Hi,
I am working on a distributed splunk environment. I have created an app and a separate indexer for this app to load data. I have the data on the data summary, so when I got to search and for example say "Index=abc" , it takes 20 mins to load completely. If I add more complexity to my search, it would take even longer.
I do have huge volumes of data (millions of records ). Is there a way to optimize?
index=abc
feels like a simple query, but it's actually quite an expensive search for Splunk to run. It's definitely not a good candidate if you're looking for a "speed of light" test. A good speed of light test would be this index=abc | stats count
. Paradoxically the added search syntax often allows splunk to do less work.
In index=abc | stats count
, splunk notes that you don't actually need any fields extracted, thus no lookups run, no raw event text, or anything. It can really pare this search down to a bare minimum and do the work on the indexer.
In index=abc
, you're telling Splunk you want to actually see the raw events, so it will run all possible field extractions, calculate the timeline, the summaries of all the fields and their top values, and the search head will have to pull all the raw event text and fields from the indexer to assemble the results locally.
index=abc
feels like a simple query, but it's actually quite an expensive search for Splunk to run. It's definitely not a good candidate if you're looking for a "speed of light" test. A good speed of light test would be this index=abc | stats count
. Paradoxically the added search syntax often allows splunk to do less work.

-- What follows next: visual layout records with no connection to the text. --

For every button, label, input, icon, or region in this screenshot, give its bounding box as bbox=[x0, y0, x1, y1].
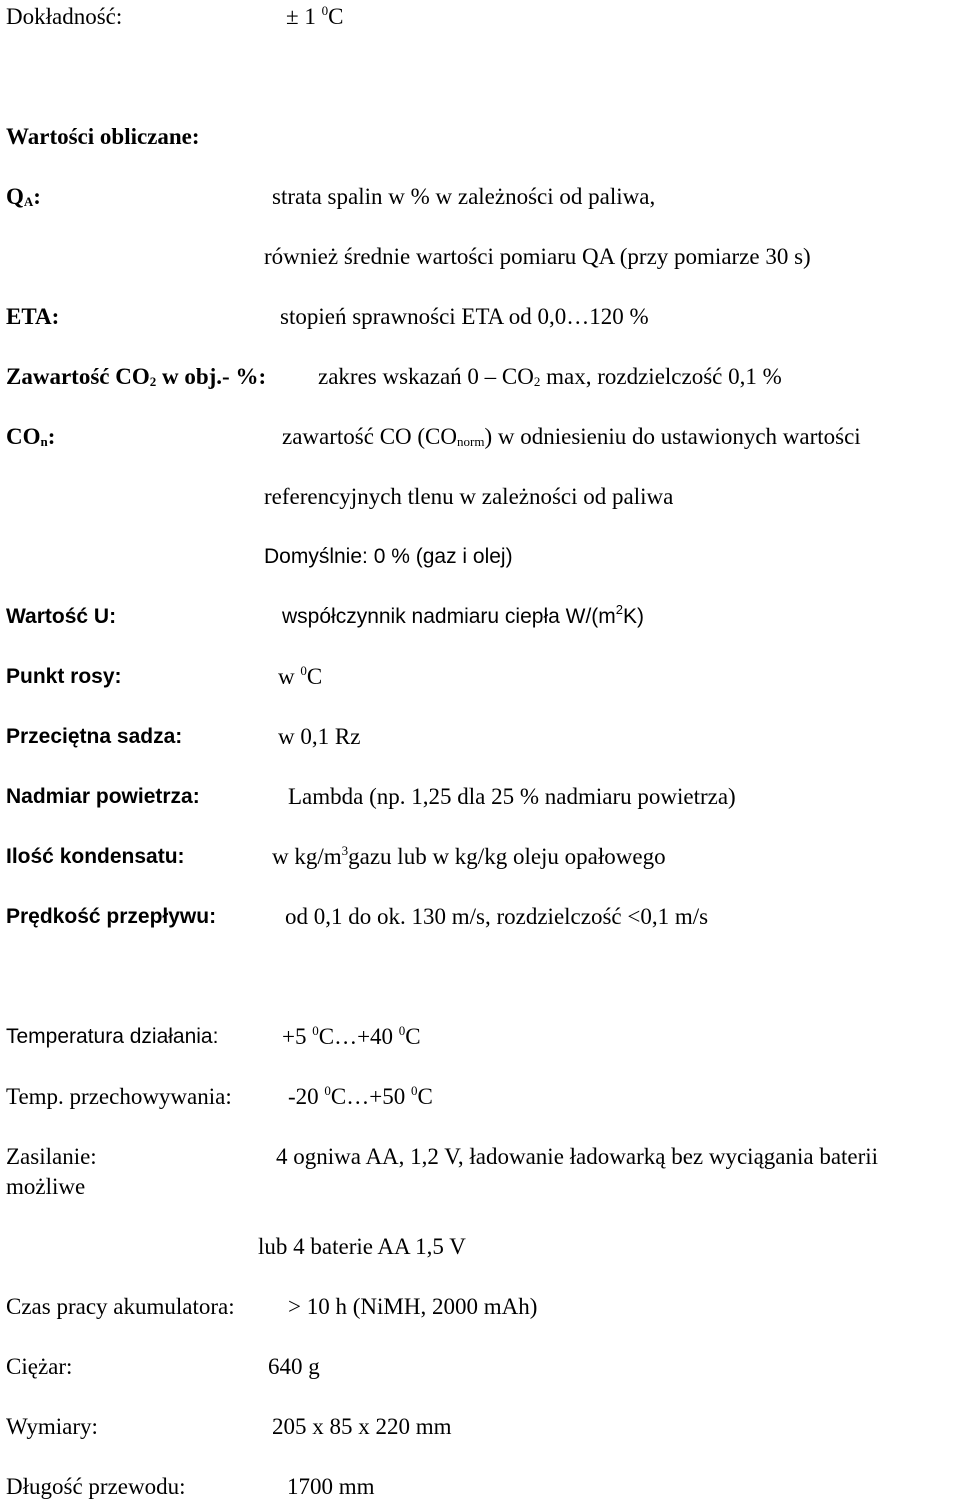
battery-time-value: > 10 h (NiMH, 2000 mAh) bbox=[288, 1294, 538, 1319]
con-description: zawartość CO $(CO_{norm})$ w odniesieniu do ustawionych wartości bbox=[282, 424, 861, 449]
con-label: $CO_n$: bbox=[6, 424, 56, 449]
co2-label: Zawartość $CO_2$ w obj.- %: bbox=[6, 364, 267, 389]
condensate-value: w $kg/m^3gazu$ lub w kg/kg oleju opałowego bbox=[272, 843, 666, 869]
cable-length-value: 1700 mm bbox=[287, 1474, 375, 1499]
flow-speed-label: Prędkość przepływu: bbox=[6, 905, 217, 928]
co2-value: zakres wskazań $0 - CO_2$ max, rozdzielczość 0,1 % bbox=[318, 364, 782, 389]
eta-label: ETA: bbox=[6, 304, 60, 329]
con-description-line2: referencyjnych tlenu w zależności od paliwa bbox=[264, 484, 674, 509]
con-default: Domyślnie: 0 % (gaz i olej) bbox=[264, 545, 513, 568]
dew-point-value: w $^0$C bbox=[278, 663, 323, 689]
dimensions-value: 205 x 85 x 220 mm bbox=[272, 1414, 452, 1439]
excess-air-value: Lambda (np. 1,25 dla 25 % nadmiaru powietrza) bbox=[288, 784, 736, 809]
accuracy-label: Dokładność: bbox=[6, 4, 123, 29]
power-value: 4 ogniwa AA, 1,2 V, ładowanie ładowarką bez wyciągania baterii bbox=[276, 1144, 879, 1169]
excess-air-label: Nadmiar powietrza: bbox=[6, 785, 200, 808]
battery-time-label: Czas pracy akumulatora: bbox=[6, 1294, 235, 1319]
power-label: Zasilanie: bbox=[6, 1144, 97, 1169]
weight-label: Ciężar: bbox=[6, 1354, 73, 1379]
power-label-line2: możliwe bbox=[6, 1174, 86, 1199]
dimensions-label: Wymiary: bbox=[6, 1414, 98, 1439]
u-value-label: Wartość U: bbox=[6, 605, 117, 628]
accuracy-value: ± 1 $^0$C bbox=[286, 3, 344, 29]
condensate-label: Ilość kondensatu: bbox=[6, 845, 185, 868]
storage-temp-value: -20 $^0$C…+50 $^0$C bbox=[288, 1083, 433, 1109]
storage-temp-label: Temp. przechowywania: bbox=[6, 1084, 232, 1109]
calculated-values-heading: Wartości obliczane: bbox=[6, 124, 200, 149]
soot-value: w 0,1 Rz bbox=[278, 724, 361, 749]
dew-point-label: Punkt rosy: bbox=[6, 665, 122, 688]
power-value-line2: lub 4 baterie AA 1,5 V bbox=[258, 1234, 466, 1259]
weight-value: 640 g bbox=[268, 1354, 320, 1379]
qa-description: strata spalin w % w zależności od paliwa, bbox=[272, 184, 656, 209]
u-value-value: współczynnik nadmiaru ciepła $W/(m^2K)$ bbox=[282, 602, 645, 628]
soot-label: Przeciętna sadza: bbox=[6, 725, 183, 748]
operating-temp-label: Temperatura działania: bbox=[6, 1025, 219, 1048]
eta-value: stopień sprawności ETA od 0,0…120 % bbox=[280, 304, 649, 329]
qa-description-line2: również średnie wartości pomiaru QA (przy pomiarze 30 s) bbox=[264, 244, 811, 269]
flow-speed-value: od 0,1 do ok. 130 m/s, rozdzielczość <0,1 m/s bbox=[285, 904, 709, 929]
qa-label: $Q_A$: bbox=[6, 184, 41, 209]
operating-temp-value: +5 $^0$C…+40 $^0$C bbox=[282, 1023, 421, 1049]
cable-length-label: Długość przewodu: bbox=[6, 1474, 186, 1499]
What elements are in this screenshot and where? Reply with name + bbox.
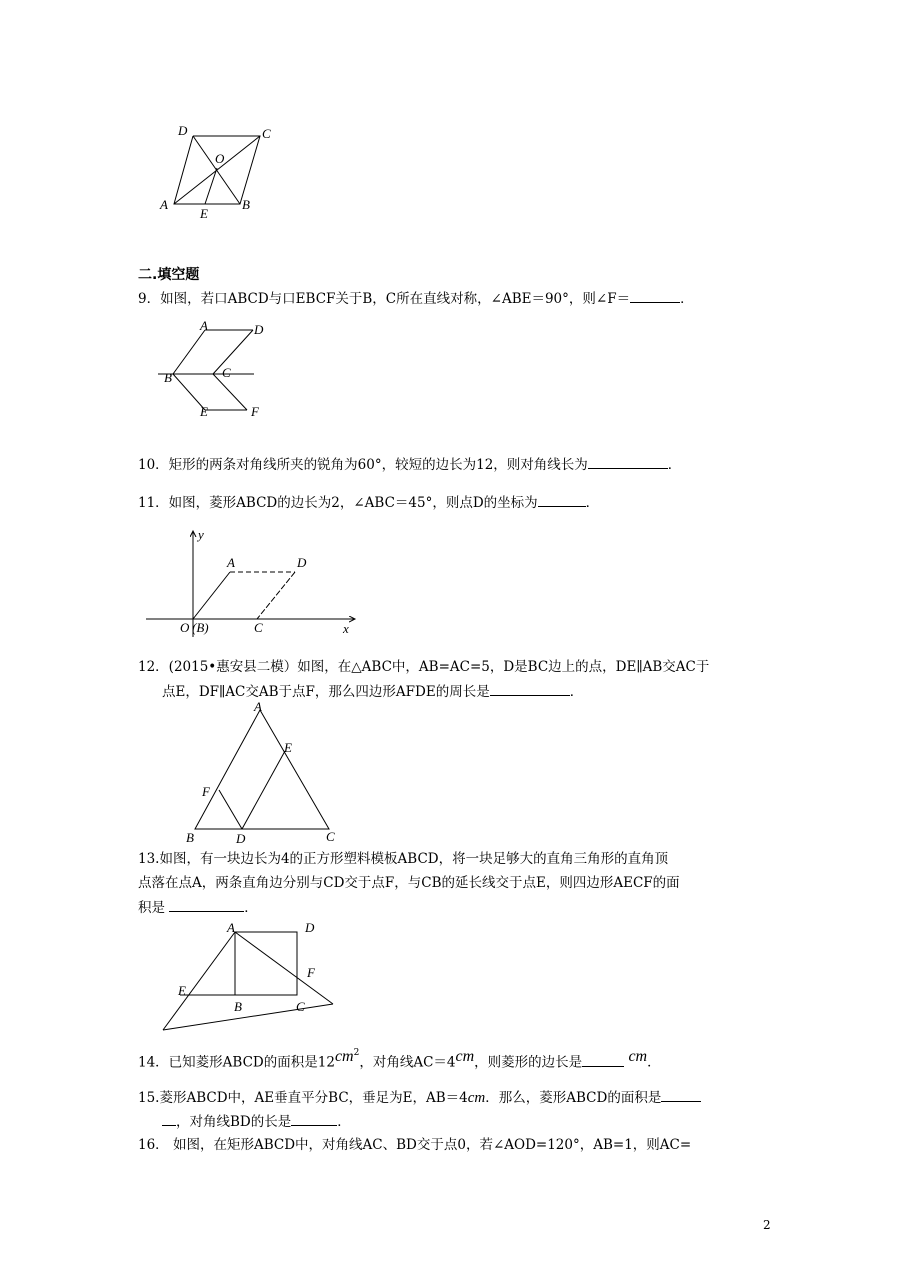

In index=abc | stats count
, splunk notes that you don't actually need any fields extracted, thus no lookups run, no raw event text, or anything. It can really pare this search down to a bare minimum and do the work on the indexer.
In index=abc
, you're telling Splunk you want to actually see the raw events, so it will run all possible field extractions, calculate the timeline, the summaries of all the fields and their top values, and the search head will have to pull all the raw event text and fields from the indexer to assemble the results locally.
@sideview
You are right... This is definitely better, but I still do feel that this is taking long. I have 42 million records.
Splunk is taking almost 3-4 minutes to return count for the query index=abc| stats count
Is this normal?
If I make a dashboard, will the speed improve?
Are you running the search in Fast Mode? (below the timerange picker, you have a dropdown to select the mode)
That's a pretty good speed (~175,000 events scanned per second), indicating either that you have a lot of indexers, or you have one indexer with a very nice IO subsystem and SSD(s).
Let's take another tour though. You can schedule your search and then the most recent results will load instantly on dashboards. Or you can "accelerate it". Or you can do weird advanced things because you don't need to actually get any fields or use the raw text - | metasearch index=foo | stats count
will be VASTLY faster. | tstats count where index=foo
is another advanced thing you'll never have heard of that may be just a few seconds to return.
The weird thing about index=abc | stats count
is you're using Splunk and you have the power to do any analytics on the fly and transform and mash up the data any way you want, but you're not doing any of it. Sort of like using an ICBM to transport your cat a few doors down. Seems slow but you're not appreciating the fact that your cat is briefly in space!
But forget that advanced stuff, fast though it is. I advise really slowing down and going back to the tutorial maybe from here - http://docs.splunk.com/Documentation/Splunk/6.2.2/SearchTutorial/Aboutthesearchapp Or further ahead to read about scheduling searches, accelerating searches, using summary indexing, etc...
@somesoni2
I was not, but now I am... It is slightly better 🙂
Thanks